Mitglieder der Bewegung Fridays for Future, einer weltweiten Jugendbewegung, protestieren für mehr Maßnahmen gegen den Klimaschutz.

Foto von AdobeStock

Erstmals bei einer Bundestagswahl ist Umwelt kein Nischenthema. Die Frage, wie sich die Parteien zum Schutz der Umwelt positionieren, könnte 2021 wahlentscheidend sein. Vor allem geht es ums Klima: Seit drei Jahren demonstrieren Schülerinnen und Schüler bei Fridays for Future für mehr Klimaschutz. Naturkatastrophen wie die Hochwasser diesen Sommer verdeutlichen die Dringlichkeit, zu handeln. Was aber genau planen die Parteien? National Geographic hat sich die Wahlprogramme für die Bundestagswahl 2021 angeschaut.

CDU/CSU

CDU und CSU wollen beim Klimaschutz vor allem vermeiden, die Wettbewerbsfähigkeit Deutschlands aufs Spiel zu setzen. Sie schreiben: „Nur wenn Technologien, Investitionen und Projekte in die Dekarbonisierung sich als wirtschaftlich erweisen, wird die Jahrhundert-Transformation gelingen.“

Als aktuelle Regierungspartei hält die Union an dem fest, was sie mit der SPD beschlossen hat: Das Klimaschutzgesetz. Da heißt es: Ausstieg aus der Kohlekraft bis 2038, Klimaneutralität bis 2045 – ab diesem Zeitpunkt darf nicht mehr CO2 ausgestoßen werden, als sich wieder aus der Atmosphäre holen lässt.

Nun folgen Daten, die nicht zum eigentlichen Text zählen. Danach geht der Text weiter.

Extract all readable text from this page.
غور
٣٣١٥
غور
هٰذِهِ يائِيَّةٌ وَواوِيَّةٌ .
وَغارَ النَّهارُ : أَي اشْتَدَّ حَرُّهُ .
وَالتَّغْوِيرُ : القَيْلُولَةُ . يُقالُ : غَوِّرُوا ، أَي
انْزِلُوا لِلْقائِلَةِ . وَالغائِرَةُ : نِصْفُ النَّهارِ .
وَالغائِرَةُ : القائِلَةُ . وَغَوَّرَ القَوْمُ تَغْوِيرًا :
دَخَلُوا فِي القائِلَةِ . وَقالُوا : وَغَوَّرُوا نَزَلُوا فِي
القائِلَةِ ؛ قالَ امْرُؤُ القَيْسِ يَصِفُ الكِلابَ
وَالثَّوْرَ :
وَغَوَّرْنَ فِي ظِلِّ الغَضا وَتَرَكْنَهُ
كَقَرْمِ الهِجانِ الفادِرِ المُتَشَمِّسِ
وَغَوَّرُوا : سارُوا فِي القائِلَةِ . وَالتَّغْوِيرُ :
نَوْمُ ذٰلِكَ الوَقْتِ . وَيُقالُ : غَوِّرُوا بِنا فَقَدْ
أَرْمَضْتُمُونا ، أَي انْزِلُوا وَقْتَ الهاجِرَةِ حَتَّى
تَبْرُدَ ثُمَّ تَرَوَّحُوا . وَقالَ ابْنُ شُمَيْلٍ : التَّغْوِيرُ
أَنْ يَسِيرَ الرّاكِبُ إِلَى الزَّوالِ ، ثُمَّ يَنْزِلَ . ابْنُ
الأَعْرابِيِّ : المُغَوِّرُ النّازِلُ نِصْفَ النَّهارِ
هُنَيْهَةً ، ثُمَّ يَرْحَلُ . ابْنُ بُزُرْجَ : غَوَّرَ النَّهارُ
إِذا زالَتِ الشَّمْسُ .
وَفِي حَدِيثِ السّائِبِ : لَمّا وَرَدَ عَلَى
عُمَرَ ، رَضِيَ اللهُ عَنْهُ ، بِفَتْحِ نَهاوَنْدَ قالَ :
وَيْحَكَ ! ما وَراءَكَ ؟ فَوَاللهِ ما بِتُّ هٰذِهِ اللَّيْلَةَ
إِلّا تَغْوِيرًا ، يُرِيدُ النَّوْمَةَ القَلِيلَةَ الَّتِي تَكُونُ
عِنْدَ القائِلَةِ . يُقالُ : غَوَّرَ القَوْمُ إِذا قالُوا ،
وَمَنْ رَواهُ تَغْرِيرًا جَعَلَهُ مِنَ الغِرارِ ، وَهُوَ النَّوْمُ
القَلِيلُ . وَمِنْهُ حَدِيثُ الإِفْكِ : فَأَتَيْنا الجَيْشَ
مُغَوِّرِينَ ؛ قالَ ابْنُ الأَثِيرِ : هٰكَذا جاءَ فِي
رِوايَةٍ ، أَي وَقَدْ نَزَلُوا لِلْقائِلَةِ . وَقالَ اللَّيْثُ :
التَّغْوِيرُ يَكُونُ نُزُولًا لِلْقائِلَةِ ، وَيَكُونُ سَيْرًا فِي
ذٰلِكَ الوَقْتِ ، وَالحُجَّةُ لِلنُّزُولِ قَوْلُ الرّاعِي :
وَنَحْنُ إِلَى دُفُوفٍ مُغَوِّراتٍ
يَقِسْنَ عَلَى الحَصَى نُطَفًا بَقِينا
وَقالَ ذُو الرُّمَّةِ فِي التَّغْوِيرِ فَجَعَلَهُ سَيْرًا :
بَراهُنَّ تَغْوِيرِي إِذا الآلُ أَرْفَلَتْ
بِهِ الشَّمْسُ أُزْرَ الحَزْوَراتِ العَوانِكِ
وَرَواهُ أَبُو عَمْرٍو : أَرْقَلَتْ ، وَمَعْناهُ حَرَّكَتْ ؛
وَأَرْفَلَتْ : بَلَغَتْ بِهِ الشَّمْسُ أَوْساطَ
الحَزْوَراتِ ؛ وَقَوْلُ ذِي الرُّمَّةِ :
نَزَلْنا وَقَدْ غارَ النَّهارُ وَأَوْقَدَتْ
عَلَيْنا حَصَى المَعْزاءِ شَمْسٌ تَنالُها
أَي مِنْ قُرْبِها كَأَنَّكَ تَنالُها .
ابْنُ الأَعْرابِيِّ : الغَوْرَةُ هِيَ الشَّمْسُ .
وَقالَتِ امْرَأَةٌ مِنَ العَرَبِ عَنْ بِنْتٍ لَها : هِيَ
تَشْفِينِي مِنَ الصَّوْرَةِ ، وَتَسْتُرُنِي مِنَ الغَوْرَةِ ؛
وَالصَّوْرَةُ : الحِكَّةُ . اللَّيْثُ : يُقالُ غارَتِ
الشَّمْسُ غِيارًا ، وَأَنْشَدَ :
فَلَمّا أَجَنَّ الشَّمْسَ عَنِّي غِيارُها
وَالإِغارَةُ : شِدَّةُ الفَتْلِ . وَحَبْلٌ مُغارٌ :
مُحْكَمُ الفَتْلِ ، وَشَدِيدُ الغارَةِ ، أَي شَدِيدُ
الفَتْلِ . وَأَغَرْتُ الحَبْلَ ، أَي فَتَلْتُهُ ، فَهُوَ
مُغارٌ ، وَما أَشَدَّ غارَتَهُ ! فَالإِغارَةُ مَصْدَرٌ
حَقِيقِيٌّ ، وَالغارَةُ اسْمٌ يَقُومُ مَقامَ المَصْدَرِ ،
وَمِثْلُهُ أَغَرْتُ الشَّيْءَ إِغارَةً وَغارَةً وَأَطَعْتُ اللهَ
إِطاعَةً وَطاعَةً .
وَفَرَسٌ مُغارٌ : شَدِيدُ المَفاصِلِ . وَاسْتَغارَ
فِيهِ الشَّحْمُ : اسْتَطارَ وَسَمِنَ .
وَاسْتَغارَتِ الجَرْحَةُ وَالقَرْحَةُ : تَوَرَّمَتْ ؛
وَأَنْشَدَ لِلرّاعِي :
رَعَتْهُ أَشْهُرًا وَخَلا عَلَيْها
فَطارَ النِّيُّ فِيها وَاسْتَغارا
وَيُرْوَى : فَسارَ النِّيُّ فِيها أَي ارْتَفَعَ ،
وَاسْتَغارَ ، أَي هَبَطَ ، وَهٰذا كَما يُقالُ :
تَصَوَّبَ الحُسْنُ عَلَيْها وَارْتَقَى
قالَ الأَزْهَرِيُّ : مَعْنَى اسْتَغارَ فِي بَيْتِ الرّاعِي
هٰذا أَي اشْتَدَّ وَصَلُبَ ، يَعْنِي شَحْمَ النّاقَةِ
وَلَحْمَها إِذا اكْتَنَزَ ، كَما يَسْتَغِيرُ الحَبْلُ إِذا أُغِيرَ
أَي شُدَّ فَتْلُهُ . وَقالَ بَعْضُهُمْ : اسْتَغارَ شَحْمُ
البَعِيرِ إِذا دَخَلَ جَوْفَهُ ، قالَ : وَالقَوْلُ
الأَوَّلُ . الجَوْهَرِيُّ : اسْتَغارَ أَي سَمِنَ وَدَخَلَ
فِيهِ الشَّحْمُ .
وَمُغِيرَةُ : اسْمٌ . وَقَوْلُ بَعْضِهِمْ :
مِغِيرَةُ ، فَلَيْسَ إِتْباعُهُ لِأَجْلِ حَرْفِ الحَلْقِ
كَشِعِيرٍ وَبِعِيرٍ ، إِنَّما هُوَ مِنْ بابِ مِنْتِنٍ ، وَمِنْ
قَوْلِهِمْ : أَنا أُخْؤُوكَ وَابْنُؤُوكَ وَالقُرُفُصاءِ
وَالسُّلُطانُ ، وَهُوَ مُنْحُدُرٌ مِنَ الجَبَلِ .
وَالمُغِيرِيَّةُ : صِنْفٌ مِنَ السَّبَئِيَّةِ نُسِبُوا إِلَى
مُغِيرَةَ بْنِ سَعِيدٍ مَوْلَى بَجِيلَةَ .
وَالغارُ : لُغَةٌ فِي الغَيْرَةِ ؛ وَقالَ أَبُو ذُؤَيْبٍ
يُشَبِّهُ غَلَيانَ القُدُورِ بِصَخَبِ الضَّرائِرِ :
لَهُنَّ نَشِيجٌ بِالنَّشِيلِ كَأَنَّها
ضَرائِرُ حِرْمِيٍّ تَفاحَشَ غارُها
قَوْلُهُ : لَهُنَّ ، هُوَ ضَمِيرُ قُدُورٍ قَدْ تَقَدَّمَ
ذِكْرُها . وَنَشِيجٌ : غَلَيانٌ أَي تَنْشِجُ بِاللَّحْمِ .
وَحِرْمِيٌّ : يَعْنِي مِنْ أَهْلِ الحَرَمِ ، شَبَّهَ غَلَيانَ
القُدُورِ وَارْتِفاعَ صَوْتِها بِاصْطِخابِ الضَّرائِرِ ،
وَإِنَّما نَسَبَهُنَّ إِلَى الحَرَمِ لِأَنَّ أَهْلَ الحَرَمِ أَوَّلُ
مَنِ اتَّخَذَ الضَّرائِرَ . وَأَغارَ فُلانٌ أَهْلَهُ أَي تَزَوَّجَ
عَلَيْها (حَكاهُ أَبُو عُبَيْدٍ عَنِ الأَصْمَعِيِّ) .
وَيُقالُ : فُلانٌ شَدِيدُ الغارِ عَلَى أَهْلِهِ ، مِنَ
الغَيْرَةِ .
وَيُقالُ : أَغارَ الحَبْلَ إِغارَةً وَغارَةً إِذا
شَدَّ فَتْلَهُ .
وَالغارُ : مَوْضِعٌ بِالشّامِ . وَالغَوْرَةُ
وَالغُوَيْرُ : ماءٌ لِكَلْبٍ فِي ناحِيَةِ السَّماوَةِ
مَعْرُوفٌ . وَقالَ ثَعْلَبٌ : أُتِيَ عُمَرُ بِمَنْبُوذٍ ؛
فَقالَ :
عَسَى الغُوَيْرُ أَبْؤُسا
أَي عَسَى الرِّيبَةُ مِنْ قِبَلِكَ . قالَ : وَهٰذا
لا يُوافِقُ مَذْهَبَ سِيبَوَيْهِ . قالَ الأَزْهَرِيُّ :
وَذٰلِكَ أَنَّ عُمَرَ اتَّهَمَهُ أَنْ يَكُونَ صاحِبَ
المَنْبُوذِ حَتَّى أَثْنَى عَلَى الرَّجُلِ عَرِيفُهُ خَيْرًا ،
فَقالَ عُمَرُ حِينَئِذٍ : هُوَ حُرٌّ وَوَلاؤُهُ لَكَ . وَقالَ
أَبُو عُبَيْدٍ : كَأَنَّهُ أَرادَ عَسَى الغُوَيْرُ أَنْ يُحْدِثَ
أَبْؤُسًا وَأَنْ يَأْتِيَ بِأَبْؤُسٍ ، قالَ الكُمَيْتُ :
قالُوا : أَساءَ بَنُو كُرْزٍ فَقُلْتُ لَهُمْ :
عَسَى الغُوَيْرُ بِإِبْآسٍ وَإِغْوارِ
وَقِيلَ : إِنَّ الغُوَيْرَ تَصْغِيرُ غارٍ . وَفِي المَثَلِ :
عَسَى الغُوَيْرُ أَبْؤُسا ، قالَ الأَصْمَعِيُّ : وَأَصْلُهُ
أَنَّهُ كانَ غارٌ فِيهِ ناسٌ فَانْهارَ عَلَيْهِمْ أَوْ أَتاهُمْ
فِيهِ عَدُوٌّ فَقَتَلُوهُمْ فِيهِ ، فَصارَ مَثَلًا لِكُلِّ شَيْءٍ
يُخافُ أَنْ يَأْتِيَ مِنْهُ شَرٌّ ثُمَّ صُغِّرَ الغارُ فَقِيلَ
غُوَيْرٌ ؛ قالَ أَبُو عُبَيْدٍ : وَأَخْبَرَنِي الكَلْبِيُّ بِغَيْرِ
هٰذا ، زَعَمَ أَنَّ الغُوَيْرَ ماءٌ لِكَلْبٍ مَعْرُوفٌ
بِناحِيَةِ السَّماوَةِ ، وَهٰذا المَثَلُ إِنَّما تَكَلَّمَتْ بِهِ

Das Ziel will sie durch eine Kombination von marktwirtschaftlichen Anreizen und Infrastrukturprojekten erreichen. Verbote meidet die Union dagegen. Als Anreizsystem baut sie vor allem auf den Emissionshandel: Er soll gestärkt und auf zusätzliche Sektoren erweitert werden (Mobilität, Wärme und Schifffahrt). Hintergrund: Zertifikate erhöhen den Preis für CO2-intensive Tätigkeiten, damit sich diese langfristig nicht mehr lohnen. Einnahmen durch den Zertifikatehandel will die Union „in vollem Umfang“ an die Bürgerinnen und Bürger zurückgeben, indem sie den Strompreis senkt. Die EEG-Umlage, die die Einspeisung von grünem Strom subventioniert, soll dagegen sofort abgeschafft werden.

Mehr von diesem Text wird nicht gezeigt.